DocumentBuilder newDocumentBuilder()
returns an instance of the DocumentBuilder class.

 javax.xml.parsers.DocumentBuilder 1.4

Document parse(File f)
Document parse(String url)
Document parse(InputStream in)
parse an XML document from the given file, URL, or input stream and return the parsed document.

 org.w3c.dom.Document 1.4

Element getDocumentElement()
returns the root element of the document.

 org.w3c.dom.Element 1.4

String getTagName()
returns the name of the element.
String getAttribute(String name)
returns the attribute value of the attribute with the given name, or the empty string if there is no such attribute.

 org.w3c.dom.Node 1.4

NodeList getChildNodes()
returns a node list that contains all children of this node.
Node getFirstChild()
Node getLastChild()
get the first or last child node of this node, or null if this node has no children.
Node getNextSibling()
Node getPreviousSibling()
get the next or previous sibling of this node, or null if this node has no siblings.
Node getParentNode()
gets the parent of this node, or null if this node is the document node.
NamedNodeMap getAttributes()
returns a node map that contains Attr nodes that describe all attributes of this node.
String getNodeName()
returns the name of this node. If the node is an Attr node, then the name is the attribute name.
String getNodeValue()
returns the value of this node. If the node is an Attr node, then the value is the attribute value.

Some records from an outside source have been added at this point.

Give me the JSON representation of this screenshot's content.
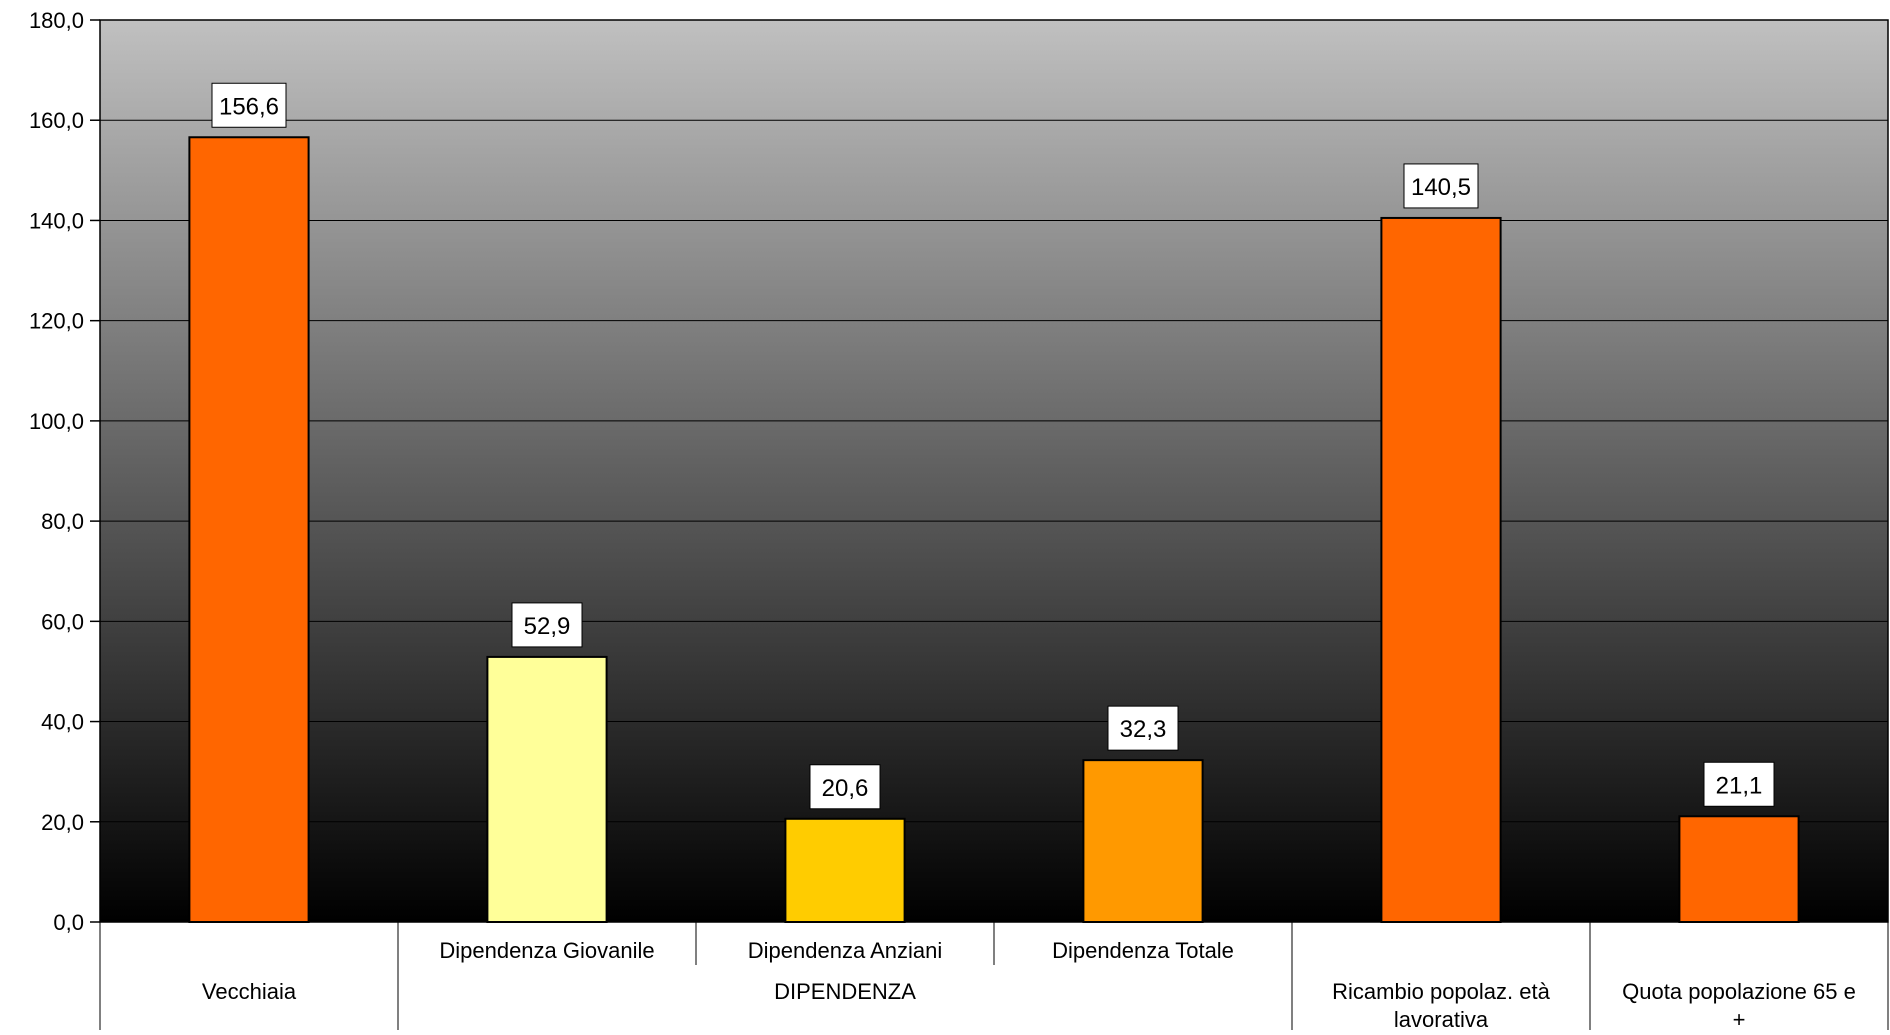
{
  "chart_data": {
    "type": "bar",
    "title": "",
    "xlabel": "",
    "ylabel": "",
    "ylim": [
      0,
      180
    ],
    "yticks": [
      0,
      20,
      40,
      60,
      80,
      100,
      120,
      140,
      160,
      180
    ],
    "ytick_labels": [
      "0,0",
      "20,0",
      "40,0",
      "60,0",
      "80,0",
      "100,0",
      "120,0",
      "140,0",
      "160,0",
      "180,0"
    ],
    "grid": true,
    "legend": "none",
    "categories": [
      "Vecchiaia",
      "Dipendenza Giovanile",
      "Dipendenza Anziani",
      "Dipendenza Totale",
      "Ricambio popolaz. età lavorativa",
      "Quota popolazione 65 e +"
    ],
    "group_labels": [
      {
        "label": "Vecchiaia",
        "span": [
          0,
          0
        ]
      },
      {
        "label": "DIPENDENZA",
        "span": [
          1,
          3
        ]
      },
      {
        "label": "Ricambio popolaz. età lavorativa",
        "span": [
          4,
          4
        ]
      },
      {
        "label": "Quota popolazione 65 e +",
        "span": [
          5,
          5
        ]
      }
    ],
    "values": [
      156.6,
      52.9,
      20.6,
      32.3,
      140.5,
      21.1
    ],
    "value_labels": [
      "156,6",
      "52,9",
      "20,6",
      "32,3",
      "140,5",
      "21,1"
    ],
    "bar_colors": [
      "#FF6600",
      "#FFFF99",
      "#FFCC00",
      "#FF9900",
      "#FF6600",
      "#FF6600"
    ],
    "background_gradient": [
      "#C0C0C0",
      "#000000"
    ]
  }
}
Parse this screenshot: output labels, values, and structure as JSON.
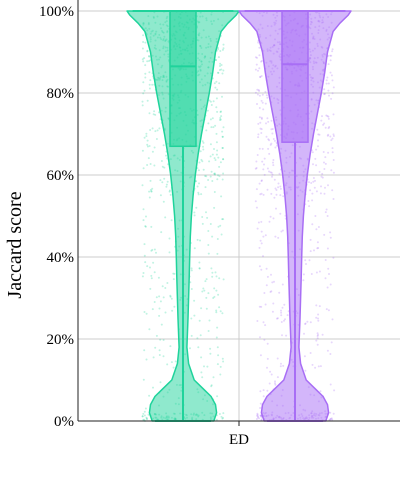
{
  "chart_data": {
    "type": "violin",
    "ylabel": "Jaccard score",
    "ylim": [
      0,
      1
    ],
    "y_tick_values": [
      0,
      0.2,
      0.4,
      0.6,
      0.8,
      1.0
    ],
    "y_tick_labels": [
      "0%",
      "20%",
      "40%",
      "60%",
      "80%",
      "100%"
    ],
    "categories": [
      "ED"
    ],
    "grid": true,
    "series": [
      {
        "color": "#1fd39b",
        "box": {
          "q1": 0.67,
          "median": 0.865,
          "q3": 1.0,
          "whisker_low": 0.0,
          "whisker_high": 1.0
        },
        "density": [
          [
            0.0,
            0.55
          ],
          [
            0.02,
            0.6
          ],
          [
            0.04,
            0.58
          ],
          [
            0.06,
            0.5
          ],
          [
            0.08,
            0.35
          ],
          [
            0.1,
            0.2
          ],
          [
            0.14,
            0.1
          ],
          [
            0.18,
            0.07
          ],
          [
            0.25,
            0.09
          ],
          [
            0.3,
            0.1
          ],
          [
            0.35,
            0.11
          ],
          [
            0.4,
            0.12
          ],
          [
            0.45,
            0.13
          ],
          [
            0.5,
            0.15
          ],
          [
            0.55,
            0.18
          ],
          [
            0.6,
            0.22
          ],
          [
            0.65,
            0.27
          ],
          [
            0.7,
            0.33
          ],
          [
            0.75,
            0.4
          ],
          [
            0.8,
            0.47
          ],
          [
            0.85,
            0.53
          ],
          [
            0.9,
            0.58
          ],
          [
            0.95,
            0.68
          ],
          [
            0.97,
            0.8
          ],
          [
            0.99,
            0.95
          ],
          [
            1.0,
            1.0
          ]
        ]
      },
      {
        "color": "#a86ef5",
        "box": {
          "q1": 0.68,
          "median": 0.87,
          "q3": 1.0,
          "whisker_low": 0.0,
          "whisker_high": 1.0
        },
        "density": [
          [
            0.0,
            0.55
          ],
          [
            0.02,
            0.6
          ],
          [
            0.04,
            0.58
          ],
          [
            0.06,
            0.5
          ],
          [
            0.08,
            0.35
          ],
          [
            0.1,
            0.2
          ],
          [
            0.14,
            0.1
          ],
          [
            0.18,
            0.07
          ],
          [
            0.25,
            0.09
          ],
          [
            0.3,
            0.1
          ],
          [
            0.35,
            0.11
          ],
          [
            0.4,
            0.12
          ],
          [
            0.45,
            0.13
          ],
          [
            0.5,
            0.15
          ],
          [
            0.55,
            0.18
          ],
          [
            0.6,
            0.22
          ],
          [
            0.65,
            0.27
          ],
          [
            0.7,
            0.33
          ],
          [
            0.75,
            0.4
          ],
          [
            0.8,
            0.47
          ],
          [
            0.85,
            0.53
          ],
          [
            0.9,
            0.58
          ],
          [
            0.95,
            0.68
          ],
          [
            0.97,
            0.8
          ],
          [
            0.99,
            0.95
          ],
          [
            1.0,
            1.0
          ]
        ]
      }
    ]
  }
}
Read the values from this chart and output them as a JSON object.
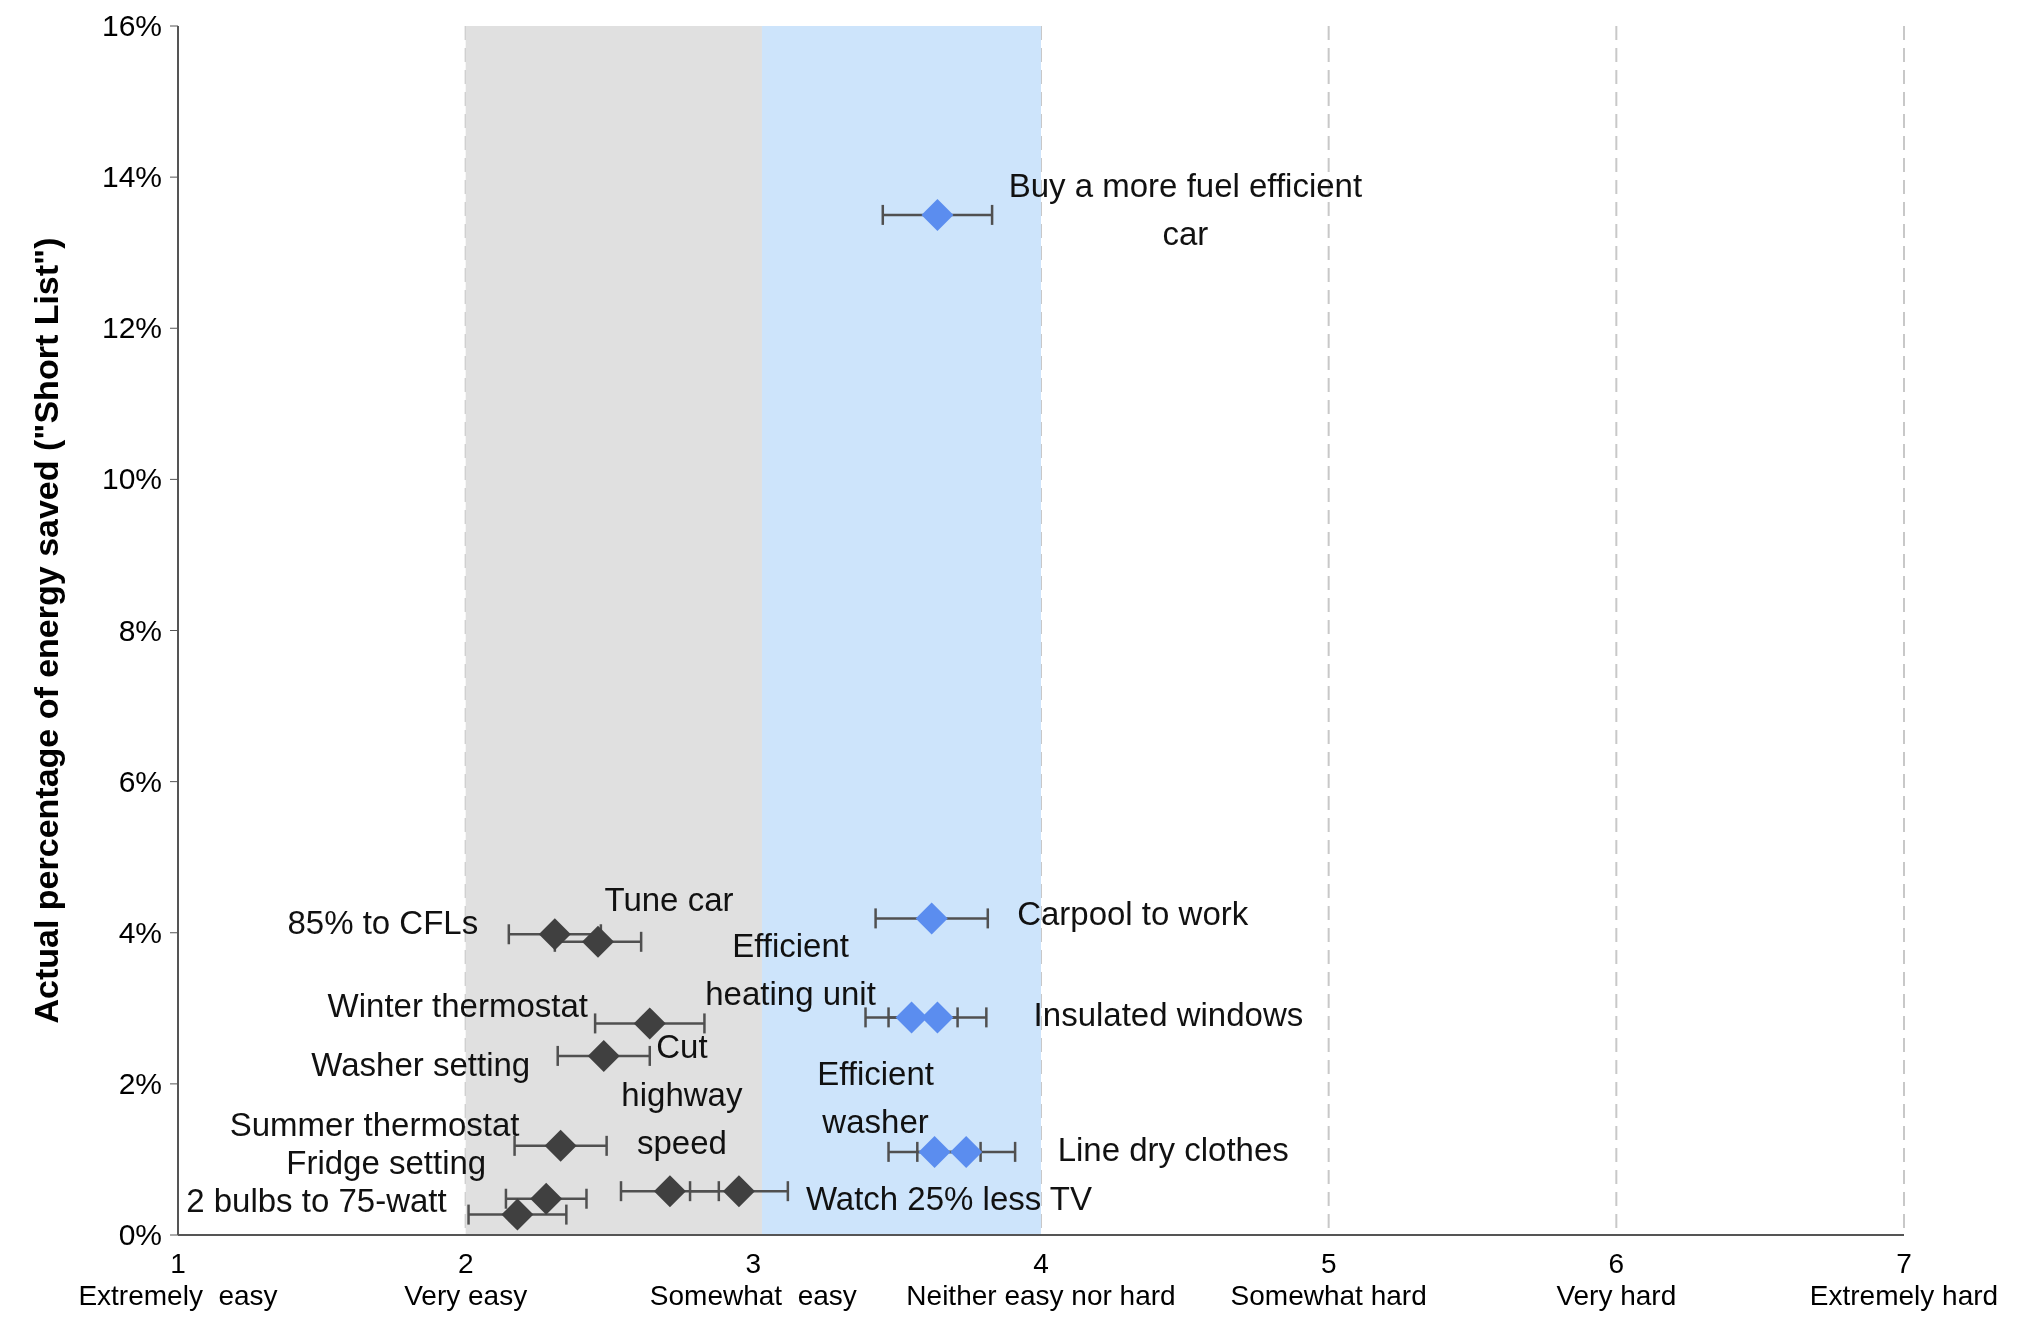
{
  "chart_data": {
    "type": "scatter",
    "ylabel": "Actual percentage of energy saved (\"Short List\")",
    "xlim": [
      1,
      7
    ],
    "ylim": [
      0,
      16
    ],
    "xticks": [
      {
        "value": 1,
        "label": "1\nExtremely  easy"
      },
      {
        "value": 2,
        "label": "2\nVery easy"
      },
      {
        "value": 3,
        "label": "3\nSomewhat  easy"
      },
      {
        "value": 4,
        "label": "4\nNeither easy nor hard"
      },
      {
        "value": 5,
        "label": "5\nSomewhat hard"
      },
      {
        "value": 6,
        "label": "6\nVery hard"
      },
      {
        "value": 7,
        "label": "7\nExtremely hard"
      }
    ],
    "yticks": [
      {
        "value": 0,
        "label": "0%"
      },
      {
        "value": 2,
        "label": "2%"
      },
      {
        "value": 4,
        "label": "4%"
      },
      {
        "value": 6,
        "label": "6%"
      },
      {
        "value": 8,
        "label": "8%"
      },
      {
        "value": 10,
        "label": "10%"
      },
      {
        "value": 12,
        "label": "12%"
      },
      {
        "value": 14,
        "label": "14%"
      },
      {
        "value": 16,
        "label": "16%"
      }
    ],
    "grid": "x",
    "marker": "diamond",
    "bands": [
      {
        "axis": "x",
        "from": 2,
        "to": 3.03,
        "color": "#e0e0e0"
      },
      {
        "axis": "x",
        "from": 3.03,
        "to": 4,
        "color": "#cde4fb"
      }
    ],
    "series": [
      {
        "color": "#404040",
        "x": [
          2.31,
          2.46,
          2.64,
          2.48,
          2.33,
          2.28,
          2.18,
          2.71,
          2.95
        ],
        "values": [
          3.98,
          3.88,
          2.8,
          2.37,
          1.18,
          0.48,
          0.27,
          0.58,
          0.58
        ],
        "xerrors": [
          0.16,
          0.15,
          0.19,
          0.16,
          0.16,
          0.14,
          0.17,
          0.17,
          0.17
        ]
      },
      {
        "color": "#5b8def",
        "x": [
          3.64,
          3.62,
          3.55,
          3.64,
          3.63,
          3.74
        ],
        "values": [
          13.5,
          4.19,
          2.88,
          2.88,
          1.1,
          1.1
        ],
        "xerrors": [
          0.19,
          0.195,
          0.16,
          0.17,
          0.16,
          0.17
        ]
      }
    ],
    "annotations": [
      {
        "text": "85% to CFLs",
        "x": 2.31,
        "y": 3.98
      },
      {
        "text": "Tune car",
        "x": 2.46,
        "y": 3.88
      },
      {
        "text": "Efficient\nheating unit",
        "x": 3.55,
        "y": 2.88
      },
      {
        "text": "Winter thermostat",
        "x": 2.64,
        "y": 2.8
      },
      {
        "text": "Washer setting",
        "x": 2.48,
        "y": 2.37
      },
      {
        "text": "Cut\nhighway\nspeed",
        "x": 2.71,
        "y": 0.58
      },
      {
        "text": "Efficient\nwasher",
        "x": 3.63,
        "y": 1.1
      },
      {
        "text": "Summer thermostat",
        "x": 2.33,
        "y": 1.18
      },
      {
        "text": "Fridge setting",
        "x": 2.28,
        "y": 0.48
      },
      {
        "text": "2 bulbs to 75-watt",
        "x": 2.18,
        "y": 0.27
      },
      {
        "text": "Watch 25% less TV",
        "x": 2.95,
        "y": 0.58
      },
      {
        "text": "Carpool to work",
        "x": 3.62,
        "y": 4.19
      },
      {
        "text": "Insulated windows",
        "x": 3.64,
        "y": 2.88
      },
      {
        "text": "Line dry clothes",
        "x": 3.74,
        "y": 1.1
      },
      {
        "text": "Buy a more fuel efficient\ncar",
        "x": 3.64,
        "y": 13.5
      }
    ]
  }
}
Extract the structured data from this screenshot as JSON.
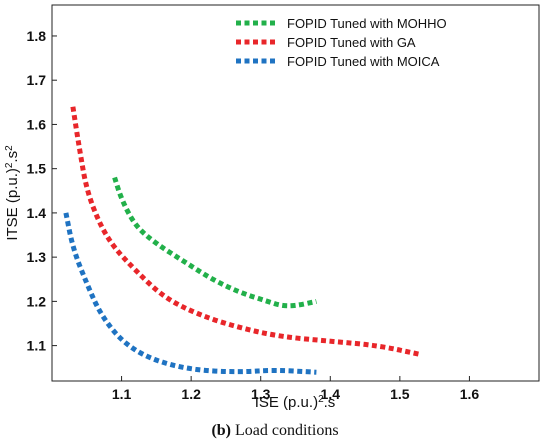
{
  "chart_data": {
    "type": "line",
    "xlabel": "ISE (p.u.)².s",
    "ylabel": "ITSE (p.u.)².s²",
    "xlim": [
      1.0,
      1.7
    ],
    "ylim": [
      1.02,
      1.87
    ],
    "xticks": [
      "1.1",
      "1.2",
      "1.3",
      "1.4",
      "1.5",
      "1.6"
    ],
    "yticks": [
      "1.1",
      "1.2",
      "1.3",
      "1.4",
      "1.5",
      "1.6",
      "1.7",
      "1.8"
    ],
    "grid": false,
    "legend": "top-right",
    "series": [
      {
        "name": "FOPID Tuned with MOHHO",
        "color": "#22b04a",
        "points": [
          [
            1.09,
            1.48
          ],
          [
            1.1,
            1.43
          ],
          [
            1.12,
            1.37
          ],
          [
            1.15,
            1.33
          ],
          [
            1.19,
            1.29
          ],
          [
            1.23,
            1.25
          ],
          [
            1.27,
            1.22
          ],
          [
            1.31,
            1.2
          ],
          [
            1.33,
            1.19
          ],
          [
            1.35,
            1.19
          ],
          [
            1.38,
            1.2
          ]
        ]
      },
      {
        "name": "FOPID Tuned with GA",
        "color": "#e8262a",
        "points": [
          [
            1.03,
            1.64
          ],
          [
            1.04,
            1.54
          ],
          [
            1.05,
            1.45
          ],
          [
            1.07,
            1.37
          ],
          [
            1.09,
            1.32
          ],
          [
            1.12,
            1.27
          ],
          [
            1.16,
            1.21
          ],
          [
            1.21,
            1.17
          ],
          [
            1.27,
            1.14
          ],
          [
            1.33,
            1.12
          ],
          [
            1.4,
            1.11
          ],
          [
            1.47,
            1.1
          ],
          [
            1.53,
            1.08
          ]
        ]
      },
      {
        "name": "FOPID Tuned with MOICA",
        "color": "#1f73c2",
        "points": [
          [
            1.02,
            1.4
          ],
          [
            1.03,
            1.32
          ],
          [
            1.05,
            1.24
          ],
          [
            1.07,
            1.17
          ],
          [
            1.1,
            1.11
          ],
          [
            1.14,
            1.07
          ],
          [
            1.2,
            1.045
          ],
          [
            1.27,
            1.04
          ],
          [
            1.32,
            1.045
          ],
          [
            1.38,
            1.04
          ]
        ]
      }
    ]
  },
  "caption": {
    "label": "(b)",
    "text": "Load conditions"
  }
}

 org.w3c.dom.CharacterData 1.4

String getData()
returns the text stored in this node.

 org.w3c.dom.NodeList 1.4

int getLength()
returns the number of nodes in this list.
Node item(int index)
returns the node with the given index. The index is between 0 and getLength() - 1.

 org.w3c.dom.NamedNodeMap 1.4

int getLength()
returns the number of nodes in this map.
Node item(int index)
returns the node with the given index. The index is between 0 and getLength() - 1.